Par Philippe Rezzonico

Je n’ai jamais été trop bon dans les mots croisés traditionnels. Trop souvent, j’ai l’impression que les définitions sont plus subjectives que concrètes et cherchent à nous égarer. Point de vue personnel s’il en est un. Mais il faut croire que je ne suis guère plus doué pour résoudre les grilles du livre Mots croisés érotico-humoristiques – 50 grilles pour amants de la langue, de Frédérique Tiéfry. Sauf qu’à l’arrivée, on s’amuse ferme.

Paru aux éditions Goélette, le petit bouquin rouge contient 50 grilles où la thématique principale se veut l’érotisme sous toutes ses variantes. Coquin sans être vulgaire, érotique sans être porno, le livre devrait séduire les adeptes de ce passe-temps qui désirent résoudre une définition qui va mener à autre chose que « construction », « horloge » ou « lavage », quoique…

C’est d’ailleurs un peu l’intention de départ la créatrice du bouquin. Après des années passées à créer des mots croisés « purs », elle a eu l’envie de « prendre son pied en toute liberté et en toute impunité ».

Il faut noter qu’en ce qui a trait aux mots croisés, Frédérique Tiéfry est tombée dans la marmite très jeune. Lorsqu’elle était adolescente, elle voyait sa mère en créer. Mais c’est presque par hasard qu’elle s’est mise à en faire elle-même.

Un quart de siècle de grilles

« Je n’ai rien fait. C’est arrivé.
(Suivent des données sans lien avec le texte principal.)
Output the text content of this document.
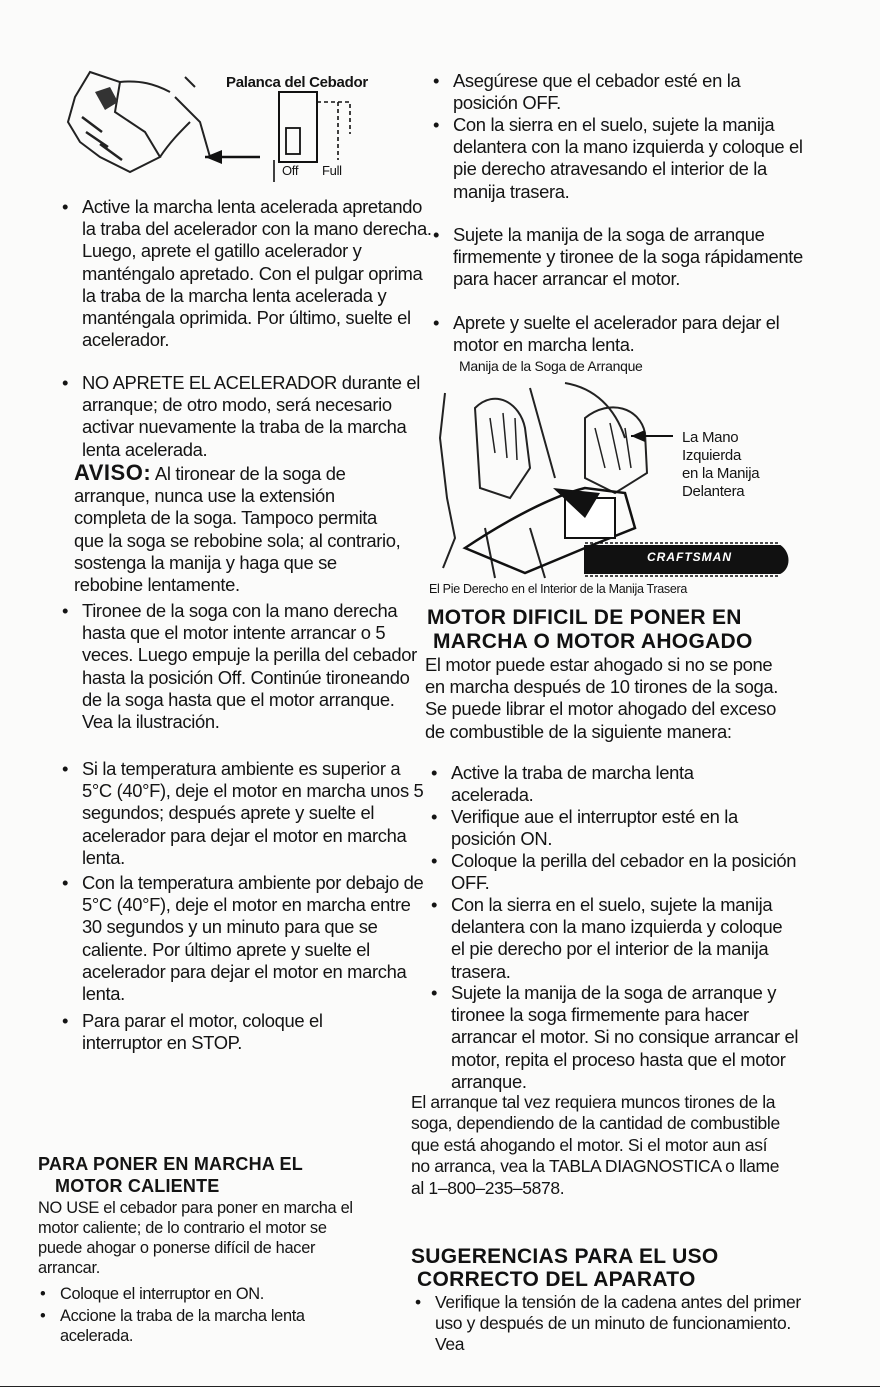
Palanca del Cebador
Off Full

• Active la marcha lenta acelerada apretando la traba del acelerador con la mano derecha. Luego, aprete el gatillo acelerador y manténgalo apretado. Con el pulgar oprima la traba de la marcha lenta acelerada y manténgala oprimida. Por último, suelte el acelerador.

• NO APRETE EL ACELERADOR durante el arranque; de otro modo, será necesario activar nuevamente la traba de la marcha lenta acelerada.

AVISO: Al tironear de la soga de arranque, nunca use la extensión completa de la soga. Tampoco permita que la soga se rebobine sola; al contrario, sostenga la manija y haga que se rebobine lentamente.

• Tironee de la soga con la mano derecha hasta que el motor intente arrancar o 5 veces. Luego empuje la perilla del cebador hasta la posición Off. Continúe tironeando de la soga hasta que el motor arranque. Vea la ilustración.

• Si la temperatura ambiente es superior a 5°C (40°F), deje el motor en marcha unos 5 segundos; después aprete y suelte el acelerador para dejar el motor en marcha lenta.

• Con la temperatura ambiente por debajo de 5°C (40°F), deje el motor en marcha entre 30 segundos y un minuto para que se caliente. Por último aprete y suelte el acelerador para dejar el motor en marcha lenta.

• Para parar el motor, coloque el interruptor en STOP.

PARA PONER EN MARCHA EL

MOTOR CALIENTE

NO USE el cebador para poner en marcha el motor caliente; de lo contrario el motor se puede ahogar o ponerse difícil de hacer arrancar.

• Coloque el interruptor en ON.

• Accione la traba de la marcha lenta acelerada.

• Asegúrese que el cebador esté en la posición OFF.

• Con la sierra en el suelo, sujete la manija delantera con la mano izquierda y coloque el pie derecho atravesando el interior de la manija trasera.

• Sujete la manija de la soga de arranque firmemente y tironee de la soga rápidamente para hacer arrancar el motor.

• Aprete y suelte el acelerador para dejar el motor en marcha lenta.

Manija de la Soga de Arranque
La Mano
Izquierda
en la Manija
Delantera
CRAFTSMAN
El Pie Derecho en el Interior de la Manija Trasera

MOTOR DIFICIL DE PONER EN

MARCHA O MOTOR AHOGADO

El motor puede estar ahogado si no se pone en marcha después de 10 tirones de la soga. Se puede librar el motor ahogado del exceso de combustible de la siguiente manera:

• Active la traba de marcha lenta acelerada.

• Verifique aue el interruptor esté en la posición ON.

• Coloque la perilla del cebador en la posición OFF.

• Con la sierra en el suelo, sujete la manija delantera con la mano izquierda y coloque el pie derecho por el interior de la manija trasera.

• Sujete la manija de la soga de arranque y tironee la soga firmemente para hacer arrancar el motor. Si no consique arrancar el motor, repita el proceso hasta que el motor arranque.

El arranque tal vez requiera muncos tirones de la soga, dependiendo de la cantidad de combustible que está ahogando el motor. Si el motor aun así no arranca, vea la TABLA DIAGNOSTICA o llame al 1–800–235–5878.

SUGERENCIAS PARA EL USO

CORRECTO DEL APARATO

• Verifique la tensión de la cadena antes del primer uso y después de un minuto de funcionamiento. Vea
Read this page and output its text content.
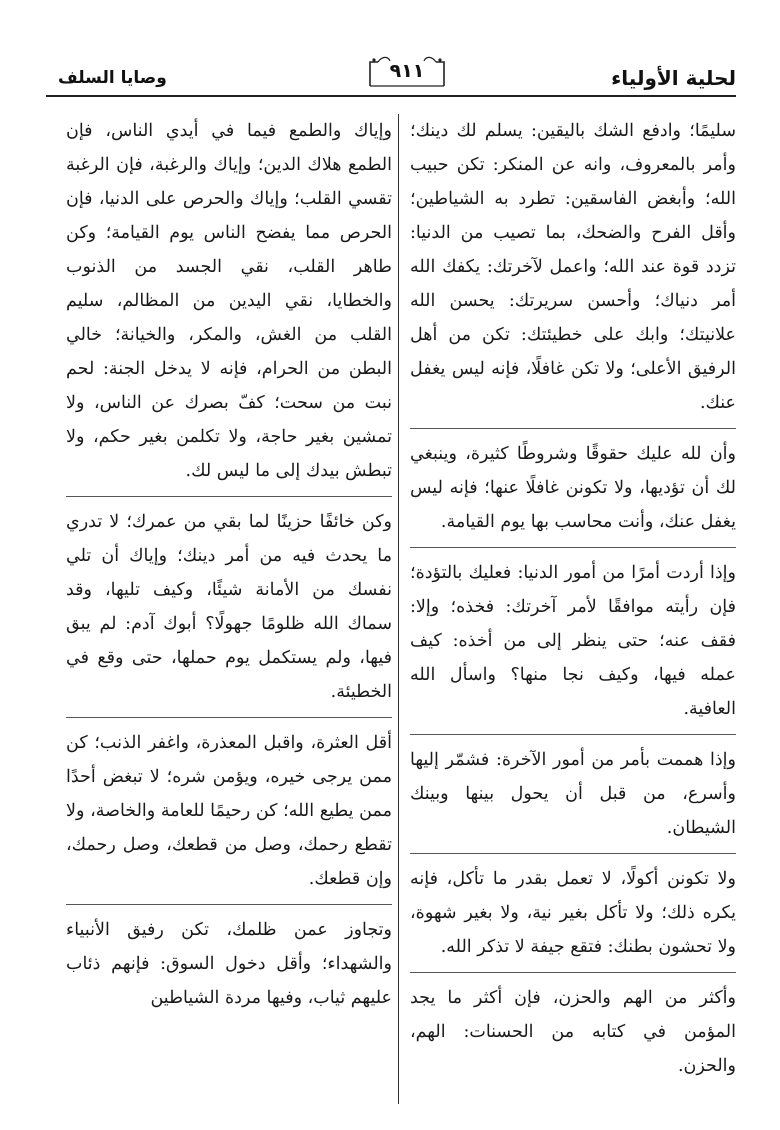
لحلية الأولياء
٩١١
وصايا السلف

سليمًا؛ وادفع الشك باليقين: يسلم لك دينك؛ وأمر بالمعروف، وانه عن المنكر: تكن حبيب الله؛ وأبغض الفاسقين: تطرد به الشياطين؛ وأقل الفرح والضحك، بما تصيب من الدنيا: تزدد قوة عند الله؛ واعمل لآخرتك: يكفك الله أمر دنياك؛ وأحسن سريرتك: يحسن الله علانيتك؛ وابك على خطيئتك: تكن من أهل الرفيق الأعلى؛ ولا تكن غافلًا، فإنه ليس يغفل عنك.

وأن لله عليك حقوقًا وشروطًا كثيرة، وينبغي لك أن تؤديها، ولا تكونن غافلًا عنها؛ فإنه ليس يغفل عنك، وأنت محاسب بها يوم القيامة.

وإذا أردت أمرًا من أمور الدنيا: فعليك بالتؤدة؛ فإن رأيته موافقًا لأمر آخرتك: فخذه؛ وإلا: فقف عنه؛ حتى ينظر إلى من أخذه: كيف عمله فيها، وكيف نجا منها؟ واسأل الله العافية.

وإذا هممت بأمر من أمور الآخرة: فشمّر إليها وأسرع، من قبل أن يحول بينها وبينك الشيطان.

ولا تكونن أكولًا، لا تعمل بقدر ما تأكل، فإنه يكره ذلك؛ ولا تأكل بغير نية، ولا بغير شهوة، ولا تحشون بطنك: فتقع جيفة لا تذكر الله.

وأكثر من الهم والحزن، فإن أكثر ما يجد المؤمن في كتابه من الحسنات: الهم، والحزن.

وإياك والطمع فيما في أيدي الناس، فإن الطمع هلاك الدين؛ وإياك والرغبة، فإن الرغبة تقسي القلب؛ وإياك والحرص على الدنيا، فإن الحرص مما يفضح الناس يوم القيامة؛ وكن طاهر القلب، نقي الجسد من الذنوب والخطايا، نقي اليدين من المظالم، سليم القلب من الغش، والمكر، والخيانة؛ خالي البطن من الحرام، فإنه لا يدخل الجنة: لحم نبت من سحت؛ كفّ بصرك عن الناس، ولا تمشين بغير حاجة، ولا تكلمن بغير حكم، ولا تبطش بيدك إلى ما ليس لك.

وكن خائفًا حزينًا لما بقي من عمرك؛ لا تدري ما يحدث فيه من أمر دينك؛ وإياك أن تلي نفسك من الأمانة شيئًا، وكيف تليها، وقد سماك الله ظلومًا جهولًا؟ أبوك آدم: لم يبق فيها، ولم يستكمل يوم حملها، حتى وقع في الخطيئة.

أقل العثرة، واقبل المعذرة، واغفر الذنب؛ كن ممن يرجى خيره، ويؤمن شره؛ لا تبغض أحدًا ممن يطيع الله؛ كن رحيمًا للعامة والخاصة، ولا تقطع رحمك، وصل من قطعك، وصل رحمك، وإن قطعك.

وتجاوز عمن ظلمك، تكن رفيق الأنبياء والشهداء؛ وأقل دخول السوق: فإنهم ذئاب عليهم ثياب، وفيها مردة الشياطين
Je n’avais rien espéré, rien demandé, dit-elle, du concours de circonstances qui a fait qu’elle a commencé à concocter des grilles de mots croisés il y a un quart de siècle, une fois par semaine. C’était un job tripant qui me demandait de cinq à six heures de travail. »

Avec des recueils entiers et des grilles de mots croisés livrées sur une base hebdomadaire, l’aventure s’est poursuivie durant des années pour celle qui bâtit encore ses grilles à l’ancienne.

Mots croisés, qualité de la langue et érotisme: Frédérique Tiéfry fusionne les trois éléments. Photo courtoisie.

« Je fais toujours mes grilles à la main et non  pas avec un logiciel. C’est probablement l’une des raisons qui font que l’intérêt y est toujours. Quand tu mets toi-même les mots qui vont dans les grilles, tu choisis ceux qui sont les plus inspirants à définir. »

Si l’amateur de mots croisés a un réel défi quand vient le temps de se livrer à son passe-temps, on se dit que le défi pour le verbicruciste réside dans la mise en place de la grille. N’y a-t-il pas une forme de routine ?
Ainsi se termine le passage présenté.